Cavoukian is seeking backers to help her promote her internationally recognized “privacy by design” concept, which advocates embedding protections into computer code, architecture and operations from the start to prevent harms from ever arising.
“We’ve had great success with this,” Cavoukian says.
Intel, Telus and Microsoft are just some of the companies that she has advised.
Now Cavoukian wants to spread the message so that even small and mid-sized companies recognize the value of making privacy and security a core component of their products and services.
But she admits that it will be a “huge challenge” to get privacy by design accepted universally, something she thinks will be necessary with advances in artificial intelligence, quantum computing and the Internet of Things.
“The people who are developing IoT, they’re just running out the door with all 1/8these3/8 exciting connected devices. They’re not even thinking about privacy and security,” Cavoukian says.
“Changing that perception is a huge challenge. . . . That’s my personal goal, to change that.”

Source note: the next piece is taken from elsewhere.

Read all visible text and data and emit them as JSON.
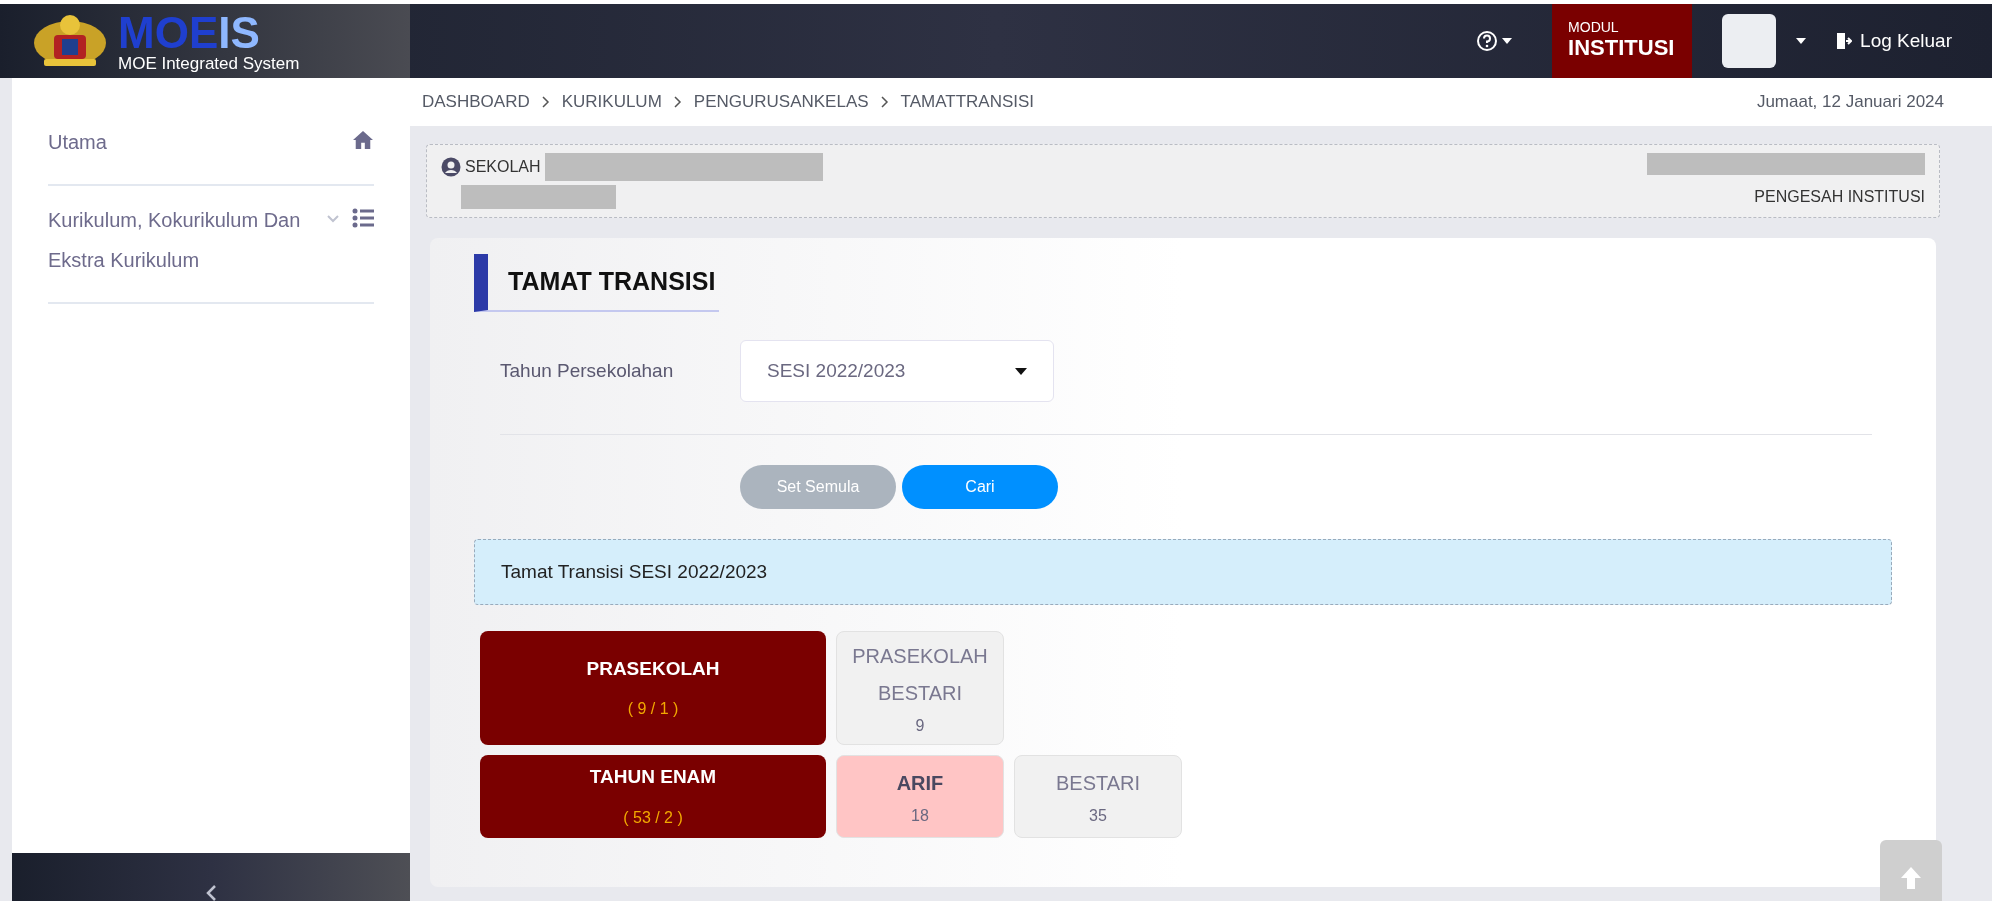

To that end, Cavoukian has created a new global council focused on privacy by design. Its board includes Telus chief executive Darren Entwistle, SecureKey CEO Greg Wolfond, and Michael Chertoff, who was U.S. secretary of Homeland Security from 2005 to 2009.
Cavoukian — who is an expert-in-residence at Ryerson University in Toronto — says the not-for-profit group will use its inaugural dinner Thursday to raise money for research into the next level of privacy protections.
“I don’t know how much money we’d need,” Cavoukian admits. “I’m hoping a couple hundred thousand dollars, for example, to put out calls for research.”
Cavoukian says the dinner at the ornate Arcadian Court — built in 1929 atop the Simpson’s Tower, just steps from Toronto’s financial district — has sold tables to businesses with an interest in cybersecurity and privacy.
Wendy Mee, a partner at the Toronto office of Blakes, says the law firm did pro bono legal work to set up Cavoukian’s International Council on Global Privacy and Security by Design as a not-for-profit.
“I think privacy and cybersecurity issues are a big concern across our client base, in a lot of different industries,” Mee said.
She also Cavoukian has a “highly regarded” international reputation.
David Hoffman, chief privacy officer for Intel Corp., a long-time collaborator with Cavoukian, says she has had a huge influence — not only with the tech sector, but also with privacy regulators around the world.
“She’s a visionary and she has the right relationships with the other people who can be impactful to get things moving. She single-handedly changes the conversation about how things are done.”